Algas: plantas medicinales que no deberían faltar en su cocina

26 de Mayo de 2016 Actualizado: 15 de Junio de 2016

Según diversos estudios realizados, está demostrado que en las zonas donde se consumen más algas, la gente es más saludable y hasta vive por más años. Pero esto no constituye una sorpresa, ya que las algas poseen una riqueza nutricional de hasta veinte veces más que la de cualquier vegetal. He aquí algunas de sus numerosas propiedades brindadas por la web especializada Vida Naturalia:

  • El metabolismo se regulariza, pues las algas estimulan la función de la glándula tiroides. Por eso, las personas con hipertiroidismo deberían evitar  su consumo.
  • Es de gran ayuda para bajar la acidosis provocada por el consumo de carnes o alimentos procesados en exceso.
  • Regula la tensión arterial.
  • Mantiene en condiciones saludables la piel, el cabello y las uñas.
  • Adelgaza porque disuelve depósitos de grasa y mucosidades.
  • Contienen magnesio y potasio.
  • Además de hierro y calcio, aportan al cuerpo el yodo, mineral difícil de obtener fuera del mar.
  • Ácido algínico: este ácido de las algas permite la eliminación de toxinas y metales pesados, según estudios de la Universidad de Montreal.
  • Vitaminas: las algas tienen abundancia en vitaminas A, y grupo B (excepto B12) C, D, E y K.
  • Poseen gran cantidad de proteínas e hidratos de carbono compuestos.

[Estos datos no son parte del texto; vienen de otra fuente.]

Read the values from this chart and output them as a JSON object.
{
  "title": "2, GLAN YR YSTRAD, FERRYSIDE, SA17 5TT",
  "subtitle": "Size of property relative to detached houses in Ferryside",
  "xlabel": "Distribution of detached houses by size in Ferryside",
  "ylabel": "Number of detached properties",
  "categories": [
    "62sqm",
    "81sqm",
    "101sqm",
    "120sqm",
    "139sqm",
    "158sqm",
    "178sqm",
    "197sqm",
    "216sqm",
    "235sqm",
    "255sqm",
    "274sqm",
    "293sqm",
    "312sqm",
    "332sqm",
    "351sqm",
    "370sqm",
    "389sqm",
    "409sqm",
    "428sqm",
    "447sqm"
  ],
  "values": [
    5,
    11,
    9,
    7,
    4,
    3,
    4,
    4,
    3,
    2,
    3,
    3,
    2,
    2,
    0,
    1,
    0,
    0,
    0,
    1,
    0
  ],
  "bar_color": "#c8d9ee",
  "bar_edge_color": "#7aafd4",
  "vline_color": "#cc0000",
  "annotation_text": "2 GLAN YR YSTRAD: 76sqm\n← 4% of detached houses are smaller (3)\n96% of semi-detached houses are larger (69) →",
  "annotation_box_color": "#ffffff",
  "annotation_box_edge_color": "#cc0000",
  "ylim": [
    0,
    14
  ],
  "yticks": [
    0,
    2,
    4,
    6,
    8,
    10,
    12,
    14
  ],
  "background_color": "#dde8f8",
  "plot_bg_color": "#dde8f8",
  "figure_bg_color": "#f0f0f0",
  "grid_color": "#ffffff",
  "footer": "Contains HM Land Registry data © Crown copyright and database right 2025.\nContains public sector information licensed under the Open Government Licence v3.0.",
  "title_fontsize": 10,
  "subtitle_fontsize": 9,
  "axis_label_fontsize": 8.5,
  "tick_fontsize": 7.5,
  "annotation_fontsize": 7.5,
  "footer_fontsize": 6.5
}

Las algas presentan  también una gran variedad de especies. Suelen crecer en aguas frías durante el invierno y  todas contienen clorofila, aunque en distintas medidas según la cantidad de luz que reciben. La mayor parte de las algas verdes se ubican en zonas cercanas a la superficie, las algas marrones en lugares más profundos y las rojas, en sitios aún más lejanos y con menos luz.

Mientras que en la superficie de la Tierra hay especies tóxicas, esto no sucede con las algas. Todas ellas son comestibles y aptas para la alimentación. Pero por otro lado, si bien se han puesto de moda a través del sushi desde hace un tiempo, no todo el mundo acepta su sabor. Más allá de eso, si deseamos mejorar sustancialmente nuestra salud, el sabor de las algas es solo un detalle mínimo.

Las algas se venden secas; se pueden guardar en recipientes cerrados herméticamente durante un tiempo largo y así conservar todas sus propiedades. Para comenzar a usarlas, se puede probar agregando pequeños puñados en sopas, ensaladas, patés, guisos, etc. También se aconseja utilizar diferentes tipos de algas (wakame, arame, nori, kombu, etc.), todas traen indicaciones de cómo usarlas.

Imitemos un poco a nuestros antepasados, que en este sentido estaban más unidos con la Madre Naturaleza y se dejaban guiar por la tradición y la intuición. Las algas marinas -sin ninguna duda- contribuirán con el fortalecimiento de nuestra salud.